Per quanto riguarda l'anno in corso (stato al 18 aprile 2016), il Consiglio di Stato spiega che "alla Polizia risultano quattro infrazioni ad opera di richiedenti l'asilo per i reati di esibizionismo, molestie sessuali, coazione sessuale e violenza carnale."
Il Governo precisa poi che "le ipotesi di reato per coazione sessuale e violenza carnale sono imputate a due richiedenti l'asilo che hanno agito nell'ambito di un unico fatto" e che "uno dei due è minorenne".
Robbiani voleva poi sapere se i richiedenti l'asilo sotto inchiesta per reati a sfondo sessuale sono liberi di muoversi liberamente o meno. "Così come posta la domanda, è difficile dare una risposta precisa e puntuale" risponde il Consiglio di Stato. "Essa risulta infatti troppo generica e poco chiara, le misure a disposizione dipendono molto dalle circostanze particolari di ciascuna situazione concreta."
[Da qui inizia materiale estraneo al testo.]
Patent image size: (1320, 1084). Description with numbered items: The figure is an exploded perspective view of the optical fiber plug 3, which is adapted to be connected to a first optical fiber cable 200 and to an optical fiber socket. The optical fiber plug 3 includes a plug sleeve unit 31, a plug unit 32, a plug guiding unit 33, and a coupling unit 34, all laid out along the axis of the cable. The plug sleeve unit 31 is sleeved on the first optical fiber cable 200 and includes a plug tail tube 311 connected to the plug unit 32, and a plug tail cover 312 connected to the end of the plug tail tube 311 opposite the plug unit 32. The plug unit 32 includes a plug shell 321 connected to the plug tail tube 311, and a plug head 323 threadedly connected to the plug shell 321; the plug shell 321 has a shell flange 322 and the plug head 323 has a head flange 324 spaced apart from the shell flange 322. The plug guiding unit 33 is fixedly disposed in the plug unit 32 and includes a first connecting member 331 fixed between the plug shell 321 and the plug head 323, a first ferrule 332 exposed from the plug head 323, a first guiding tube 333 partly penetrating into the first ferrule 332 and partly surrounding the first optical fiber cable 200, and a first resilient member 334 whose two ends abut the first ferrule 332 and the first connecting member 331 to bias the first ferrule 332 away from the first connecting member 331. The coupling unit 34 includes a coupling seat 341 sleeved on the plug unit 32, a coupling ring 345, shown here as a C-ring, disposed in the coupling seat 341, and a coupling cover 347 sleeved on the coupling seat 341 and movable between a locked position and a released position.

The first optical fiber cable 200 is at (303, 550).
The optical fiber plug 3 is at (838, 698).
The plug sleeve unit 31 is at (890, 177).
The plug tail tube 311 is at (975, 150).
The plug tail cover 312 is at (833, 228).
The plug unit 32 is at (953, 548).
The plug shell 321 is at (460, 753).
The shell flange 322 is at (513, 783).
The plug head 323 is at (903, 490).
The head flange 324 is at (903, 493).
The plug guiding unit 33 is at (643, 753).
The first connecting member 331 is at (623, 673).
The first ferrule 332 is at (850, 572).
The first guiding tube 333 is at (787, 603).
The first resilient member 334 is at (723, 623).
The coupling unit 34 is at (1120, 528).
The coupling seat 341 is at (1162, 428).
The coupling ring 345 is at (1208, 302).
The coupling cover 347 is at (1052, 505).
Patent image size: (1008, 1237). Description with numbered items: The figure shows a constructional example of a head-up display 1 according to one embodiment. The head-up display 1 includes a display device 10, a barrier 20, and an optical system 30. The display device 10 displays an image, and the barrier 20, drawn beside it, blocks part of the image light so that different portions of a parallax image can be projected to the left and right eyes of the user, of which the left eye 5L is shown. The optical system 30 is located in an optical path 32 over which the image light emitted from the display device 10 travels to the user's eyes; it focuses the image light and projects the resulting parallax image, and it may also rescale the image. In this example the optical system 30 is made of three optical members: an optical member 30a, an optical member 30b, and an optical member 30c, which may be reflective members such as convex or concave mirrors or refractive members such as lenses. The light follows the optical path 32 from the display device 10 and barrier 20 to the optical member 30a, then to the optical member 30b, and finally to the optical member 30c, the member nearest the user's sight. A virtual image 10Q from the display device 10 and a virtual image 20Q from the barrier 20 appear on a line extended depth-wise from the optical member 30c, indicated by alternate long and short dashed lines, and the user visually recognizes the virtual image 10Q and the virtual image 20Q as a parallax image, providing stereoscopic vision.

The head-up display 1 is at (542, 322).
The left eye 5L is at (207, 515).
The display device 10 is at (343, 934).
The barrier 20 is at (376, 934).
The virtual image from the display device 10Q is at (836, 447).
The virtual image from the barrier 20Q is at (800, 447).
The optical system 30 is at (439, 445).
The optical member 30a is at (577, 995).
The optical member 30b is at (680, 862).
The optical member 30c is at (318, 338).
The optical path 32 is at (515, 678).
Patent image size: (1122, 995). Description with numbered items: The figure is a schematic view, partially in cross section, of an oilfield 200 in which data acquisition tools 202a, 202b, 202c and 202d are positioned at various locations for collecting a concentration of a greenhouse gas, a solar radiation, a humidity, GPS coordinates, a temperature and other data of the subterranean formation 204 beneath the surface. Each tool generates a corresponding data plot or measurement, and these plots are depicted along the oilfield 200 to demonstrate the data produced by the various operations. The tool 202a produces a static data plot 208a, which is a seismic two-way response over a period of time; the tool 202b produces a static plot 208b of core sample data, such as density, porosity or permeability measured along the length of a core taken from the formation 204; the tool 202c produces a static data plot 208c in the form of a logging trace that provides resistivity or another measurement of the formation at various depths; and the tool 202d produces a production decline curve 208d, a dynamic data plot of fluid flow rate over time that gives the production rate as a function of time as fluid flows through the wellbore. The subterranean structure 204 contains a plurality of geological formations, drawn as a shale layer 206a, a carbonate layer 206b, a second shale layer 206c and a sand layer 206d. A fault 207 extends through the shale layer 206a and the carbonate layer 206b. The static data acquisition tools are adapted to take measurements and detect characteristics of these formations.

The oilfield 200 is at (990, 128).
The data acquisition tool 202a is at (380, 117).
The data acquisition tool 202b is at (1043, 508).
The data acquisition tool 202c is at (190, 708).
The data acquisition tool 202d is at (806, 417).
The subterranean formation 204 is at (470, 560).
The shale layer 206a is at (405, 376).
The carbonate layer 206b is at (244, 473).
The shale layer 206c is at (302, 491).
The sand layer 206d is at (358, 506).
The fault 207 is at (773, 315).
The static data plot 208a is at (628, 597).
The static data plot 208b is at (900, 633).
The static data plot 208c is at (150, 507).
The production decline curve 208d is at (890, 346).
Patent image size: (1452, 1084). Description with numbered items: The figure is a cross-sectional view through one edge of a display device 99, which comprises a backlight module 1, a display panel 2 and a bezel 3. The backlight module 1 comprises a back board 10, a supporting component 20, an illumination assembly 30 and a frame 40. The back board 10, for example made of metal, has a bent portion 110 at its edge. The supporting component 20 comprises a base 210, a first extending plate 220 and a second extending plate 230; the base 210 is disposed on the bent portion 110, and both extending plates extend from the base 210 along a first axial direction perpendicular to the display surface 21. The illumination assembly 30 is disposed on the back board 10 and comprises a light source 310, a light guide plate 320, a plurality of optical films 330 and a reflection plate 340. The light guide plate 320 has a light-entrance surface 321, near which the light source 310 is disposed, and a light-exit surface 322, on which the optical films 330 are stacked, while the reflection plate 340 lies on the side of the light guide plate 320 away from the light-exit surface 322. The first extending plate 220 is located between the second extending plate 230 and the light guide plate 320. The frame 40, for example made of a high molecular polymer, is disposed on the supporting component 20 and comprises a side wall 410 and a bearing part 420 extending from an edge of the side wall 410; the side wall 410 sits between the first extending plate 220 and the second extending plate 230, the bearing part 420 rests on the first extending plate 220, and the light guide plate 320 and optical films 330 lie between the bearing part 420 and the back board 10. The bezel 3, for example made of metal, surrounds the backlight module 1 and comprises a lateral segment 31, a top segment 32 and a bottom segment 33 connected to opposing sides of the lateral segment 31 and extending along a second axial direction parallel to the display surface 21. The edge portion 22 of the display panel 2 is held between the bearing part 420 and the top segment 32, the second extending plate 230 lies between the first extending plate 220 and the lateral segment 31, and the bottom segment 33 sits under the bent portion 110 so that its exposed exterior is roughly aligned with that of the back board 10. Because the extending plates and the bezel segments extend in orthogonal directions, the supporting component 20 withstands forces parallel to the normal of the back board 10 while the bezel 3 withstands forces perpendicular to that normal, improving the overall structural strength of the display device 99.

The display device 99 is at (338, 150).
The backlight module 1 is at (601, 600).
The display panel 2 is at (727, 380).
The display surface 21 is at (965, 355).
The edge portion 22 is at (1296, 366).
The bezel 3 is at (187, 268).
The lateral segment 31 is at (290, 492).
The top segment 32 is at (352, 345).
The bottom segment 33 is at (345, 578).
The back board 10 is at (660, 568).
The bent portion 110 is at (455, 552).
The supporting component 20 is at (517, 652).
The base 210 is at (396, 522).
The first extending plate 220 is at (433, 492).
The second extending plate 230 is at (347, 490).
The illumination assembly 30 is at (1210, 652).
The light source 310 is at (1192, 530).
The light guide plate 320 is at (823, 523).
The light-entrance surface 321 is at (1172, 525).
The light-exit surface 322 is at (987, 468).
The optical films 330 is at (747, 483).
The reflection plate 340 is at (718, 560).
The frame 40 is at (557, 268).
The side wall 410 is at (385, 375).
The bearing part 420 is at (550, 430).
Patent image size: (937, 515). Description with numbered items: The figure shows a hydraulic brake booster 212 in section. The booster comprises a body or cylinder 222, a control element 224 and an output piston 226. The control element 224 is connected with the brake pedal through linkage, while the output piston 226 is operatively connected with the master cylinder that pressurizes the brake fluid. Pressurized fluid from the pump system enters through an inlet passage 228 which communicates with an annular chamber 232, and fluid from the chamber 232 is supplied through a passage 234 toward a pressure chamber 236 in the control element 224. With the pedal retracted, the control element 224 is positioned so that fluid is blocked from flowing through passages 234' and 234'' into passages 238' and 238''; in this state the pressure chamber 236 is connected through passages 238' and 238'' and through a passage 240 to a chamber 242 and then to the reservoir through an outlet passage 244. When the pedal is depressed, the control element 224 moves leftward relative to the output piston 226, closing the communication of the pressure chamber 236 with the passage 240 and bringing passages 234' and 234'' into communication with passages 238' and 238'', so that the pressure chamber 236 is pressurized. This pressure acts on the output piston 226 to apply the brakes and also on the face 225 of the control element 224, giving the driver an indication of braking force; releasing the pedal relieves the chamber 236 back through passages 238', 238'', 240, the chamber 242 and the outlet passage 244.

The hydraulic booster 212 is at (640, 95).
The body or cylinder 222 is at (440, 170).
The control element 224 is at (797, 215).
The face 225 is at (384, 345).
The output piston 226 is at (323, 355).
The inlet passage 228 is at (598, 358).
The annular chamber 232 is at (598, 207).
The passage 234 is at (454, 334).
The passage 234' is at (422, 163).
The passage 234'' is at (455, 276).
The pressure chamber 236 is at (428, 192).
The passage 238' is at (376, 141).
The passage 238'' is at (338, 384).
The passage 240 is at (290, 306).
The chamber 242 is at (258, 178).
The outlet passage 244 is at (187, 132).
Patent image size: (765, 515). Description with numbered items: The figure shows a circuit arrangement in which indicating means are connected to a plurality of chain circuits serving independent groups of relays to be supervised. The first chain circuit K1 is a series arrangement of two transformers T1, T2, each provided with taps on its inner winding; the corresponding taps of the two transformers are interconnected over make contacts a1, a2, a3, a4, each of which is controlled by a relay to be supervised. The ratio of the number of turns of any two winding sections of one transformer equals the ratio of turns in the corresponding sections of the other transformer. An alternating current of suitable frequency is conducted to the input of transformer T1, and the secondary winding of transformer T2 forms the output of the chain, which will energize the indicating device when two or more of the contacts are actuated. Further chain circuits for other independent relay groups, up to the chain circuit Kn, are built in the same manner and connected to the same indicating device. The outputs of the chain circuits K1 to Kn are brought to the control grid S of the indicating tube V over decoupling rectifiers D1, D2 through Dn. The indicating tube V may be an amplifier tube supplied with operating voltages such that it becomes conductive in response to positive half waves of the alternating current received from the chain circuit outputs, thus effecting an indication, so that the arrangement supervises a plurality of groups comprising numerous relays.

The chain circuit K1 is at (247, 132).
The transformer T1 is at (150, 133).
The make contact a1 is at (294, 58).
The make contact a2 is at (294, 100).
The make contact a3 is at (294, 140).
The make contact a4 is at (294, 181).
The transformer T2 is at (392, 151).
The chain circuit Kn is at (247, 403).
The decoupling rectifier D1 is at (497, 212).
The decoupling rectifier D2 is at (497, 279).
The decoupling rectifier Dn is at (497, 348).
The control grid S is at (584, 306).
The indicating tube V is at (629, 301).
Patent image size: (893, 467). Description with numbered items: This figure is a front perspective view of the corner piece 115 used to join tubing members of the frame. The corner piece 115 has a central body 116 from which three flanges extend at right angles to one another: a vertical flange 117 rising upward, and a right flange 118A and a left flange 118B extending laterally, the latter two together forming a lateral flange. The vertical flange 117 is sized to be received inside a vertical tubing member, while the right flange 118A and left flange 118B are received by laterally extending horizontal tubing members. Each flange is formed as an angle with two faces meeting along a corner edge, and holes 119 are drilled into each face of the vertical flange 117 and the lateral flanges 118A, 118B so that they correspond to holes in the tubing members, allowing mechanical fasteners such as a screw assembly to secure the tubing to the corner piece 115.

"La libertà di movimento è un diritto fondamentale di ogni individuo e può essere limitata unicamente se vi è un'esplicita base legale supportata da un preminente interesse pubblico e nel rispetto del principio di proporzionalità" spiega il Governo, prima di esporre un sunto delle possibili conseguenze giuridiche per un richiedente l'asilo sospettato o condannato per un reato sessuale. Si va dalla pena detentiva, per i casi più gravi, al divieto di avere contatti o di accedere ad aree determinate, dalle restrizioni di movimento al respingimento della richiesta di asilo.
"A partire dal 1° ottobre 2016 entreranno in vigore le norme di attuazione dell'art. 121 cpv. 3 della Costituzione federale in materia di espulsioni stranieri che hanno commesso dei reati" conclude il Governo. "Le nuove disposizioni giuridiche saranno applicabili anche ai richiedenti l'asilo, tenuto conto delle garanzie fondamentali sancite dal diritto costituzionale e dai trattati internazionali."